Petróleos de Venezuela (PDVSA) has asserted that evidence proves sabotage was behind the country’s deadliest refinery disaster. Meanwhile, the Petroleum and Mines Ministry has dismissed the World Bank arbitration panel’s ruling against the 2007 expropriation of the oil assets of ConocoPhillips. (Read that story here.)
PDVSA President Rafael Ramírez said “seven out of eight bolts of the P-2601 pump of Block 23 were deliberately loosened.” Vibration would then have forced a mechanical fatigue breakage which “permitted a massive and abrupt leak” of olefins, he explained.
The blast occurred 70 minutes after the control supervisor first detected the leak, according to the report released this week (embedded at the bottom of the page) by the state-run company’s investigative committee. They estimated consequent damages at US$1.1 billion.
Ramírez, who also heads the Petroleum and Mines Ministry, insisted “an external action” caused the tragic event at the Amuay Refinery on August 25, 2012, which resulted in 47 dead and 135 seriously injured.
“Whoever did this was not suicidal,” Ramírez argued. The bolts were left “loosened so that they would work for a while.” He added, “It was not just some defective device that leaked gas.”
Opposition National Assembly (AN) lawmakers in September, 2012, however, established the “Truth Over Amuay” commission. Their report, published last month, alleged underinvestment and delays in major maintenance as the root causes for a vapor cloud explosion — the product of a leak from the collapse of the mechanical seal on one or more of the P-200 pumps at the base of the TK-208 and TK-209 spheres.
PDVSA has repeatedly refused to receive their findings — and Ramírez has fired back: “These are accusations that I reject and combat.”
Amuay, along with the Cardón Refinery, forms the Paraguaná Refining Center (CRP) in the northeastern state of Falcón. They have a combined nameplate capacity of 940,000 barrels per day (bpd) of crude.
Reuters recently reported that PDVSA’s full network of refineries were running at 74 percent capacity. An internal report showed that of the 1.62 million bpd total capacity, PDVSA’s network was producing 1.2 million bpd. Fires, small explosions, leakages, and power cuts appear to have been the main culprits. Since May, 15 events have hit PDVSA refineries at Amuay, Cardón, El Palito, Puerto La Cruz, and Isla (Curacao).

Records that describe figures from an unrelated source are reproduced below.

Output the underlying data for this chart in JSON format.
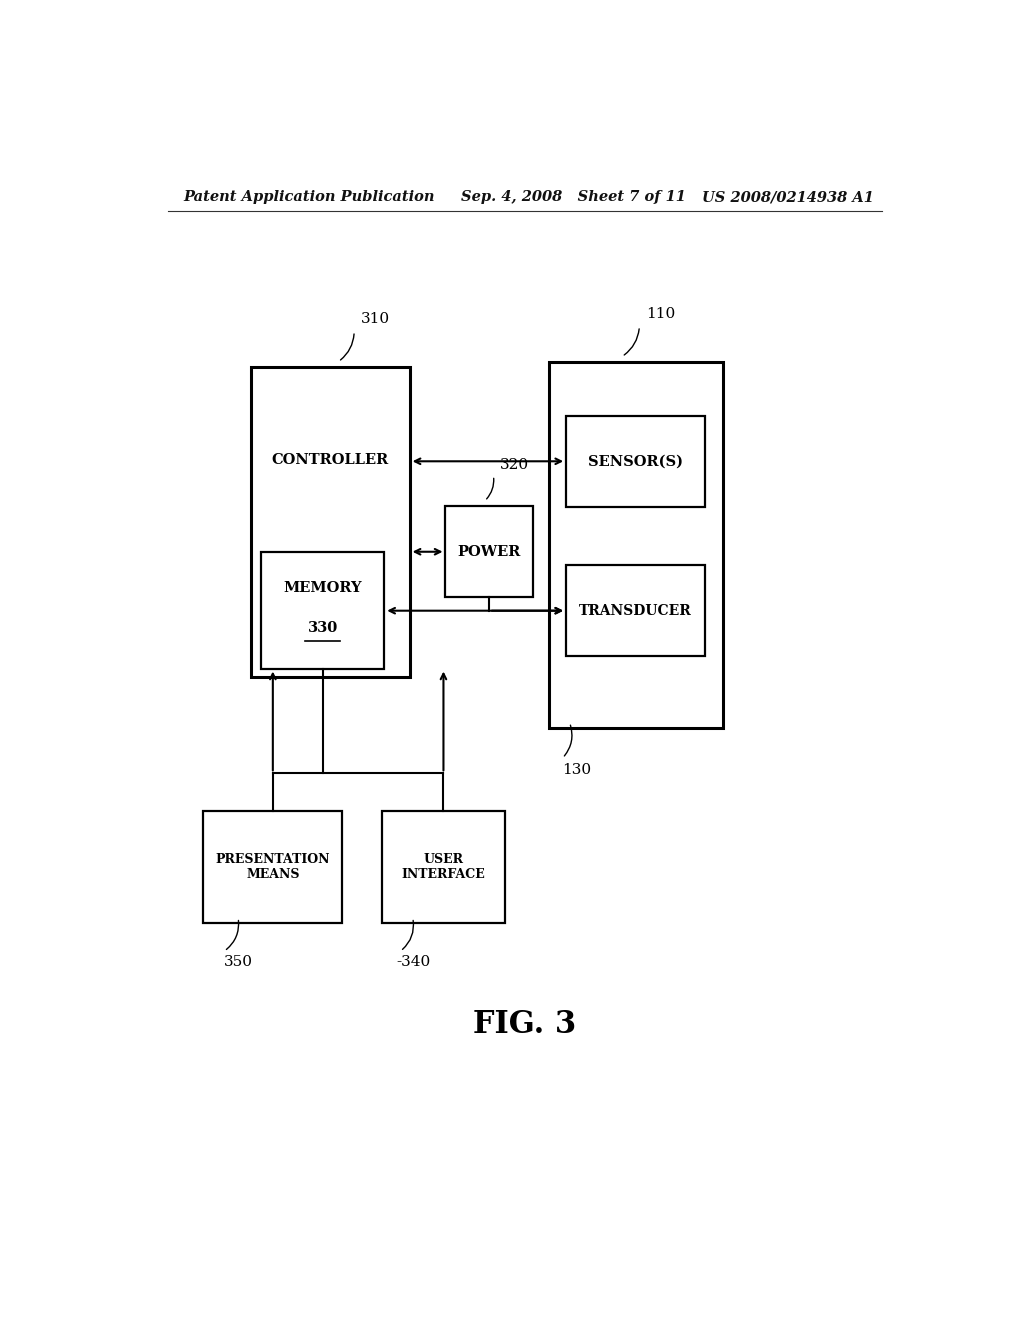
{
  "background_color": "#ffffff",
  "header_left": "Patent Application Publication",
  "header_mid": "Sep. 4, 2008   Sheet 7 of 11",
  "header_right": "US 2008/0214938 A1",
  "fig_label": "FIG. 3"
}
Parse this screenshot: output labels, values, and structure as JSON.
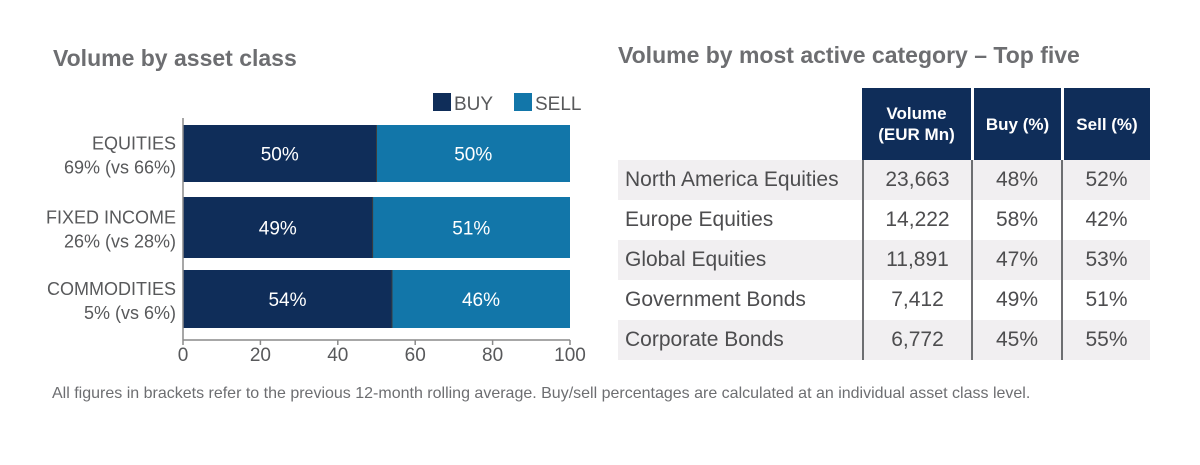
{
  "left_title": "Volume by asset class",
  "right_title": "Volume by most active category – Top five",
  "chart_data": [
    {
      "type": "bar",
      "stacked": true,
      "orientation": "horizontal",
      "title": "Volume by asset class",
      "categories": [
        "EQUITIES",
        "FIXED INCOME",
        "COMMODITIES"
      ],
      "category_sublabels": [
        "69% (vs 66%)",
        "26% (vs 28%)",
        "5% (vs 6%)"
      ],
      "series": [
        {
          "name": "BUY",
          "values": [
            50,
            49,
            54
          ],
          "labels": [
            "50%",
            "49%",
            "54%"
          ],
          "color": "#0f2d59"
        },
        {
          "name": "SELL",
          "values": [
            50,
            51,
            46
          ],
          "labels": [
            "50%",
            "51%",
            "46%"
          ],
          "color": "#1276a9"
        }
      ],
      "xlim": [
        0,
        100
      ],
      "xticks": [
        "0",
        "20",
        "40",
        "60",
        "80",
        "100"
      ],
      "legend": "top-right",
      "grid": false
    },
    {
      "type": "table",
      "title": "Volume by most active category – Top five",
      "columns": [
        "",
        "Volume (EUR Mn)",
        "Buy (%)",
        "Sell (%)"
      ],
      "rows": [
        [
          "North America Equities",
          "23,663",
          "48%",
          "52%"
        ],
        [
          "Europe Equities",
          "14,222",
          "58%",
          "42%"
        ],
        [
          "Global Equities",
          "11,891",
          "47%",
          "53%"
        ],
        [
          "Government Bonds",
          "7,412",
          "49%",
          "51%"
        ],
        [
          "Corporate Bonds",
          "6,772",
          "45%",
          "55%"
        ]
      ]
    }
  ],
  "table": {
    "header_volume_line1": "Volume",
    "header_volume_line2": "(EUR Mn)",
    "header_buy": "Buy (%)",
    "header_sell": "Sell (%)"
  },
  "footnote": "All figures in brackets refer to the previous 12-month rolling average. Buy/sell percentages are calculated at an individual asset class level."
}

“PDVSA is opaque,” says Robert Bottome, a Venezuelan economist and chief editor of the financial publication VenEconomía. “Circumstantial evidence,” as in the increased number of accidents, points to a severely deteriorated company infrastructure, Bottome told the PanAmerican Post.
Gustavo Benítez, a former PDVSA industrial security chief, considers the government’s accounting somewhat “speculative.” The state-run company’s report, he told the Associated Press, neglected to explain why systems at Amuay, which should have prevented the gas cloud from expanding outside the refinery limits, didn’t work. Benítez insisted that “the pump would have had to have been damaged, the sensors [that detect leaks] would have had to have been damaged” and mitigation systems as well. These flaws showed, rather, that “maintenance had been highly inefficient.”
Ramírez has ruled out fault on the part of PDVSA employees, but he says the “Attorney General’s Office will determine who the responsible individuals are.” He linked the sabotage to the “extreme right” and added, the facts “demonstrate that there is a group of foolish people who are capable of bringing the country to situations that no one wants.”
AN Deputy Maria Corina Machado, along with nine other lawmakers from the Mesa de la Unidad Democrática (MUD), have faced increasing pressure from the government as members of the Truth Over Amuay Commission. Stella Lugo, the governor of Falcón, has made calls to remove Machado’s parliamentary immunity and for the Attorney General’s Office to investigate her and other members of the commission for handing out pamphlets “falsely” warning of continued risks in PDVSA facilities.
Bottome said, in a probable “witch hunt” Machado would be a particularly important target. “She is one of the few who speak out sensibly and intelligently . . . the government doesn’t like that.”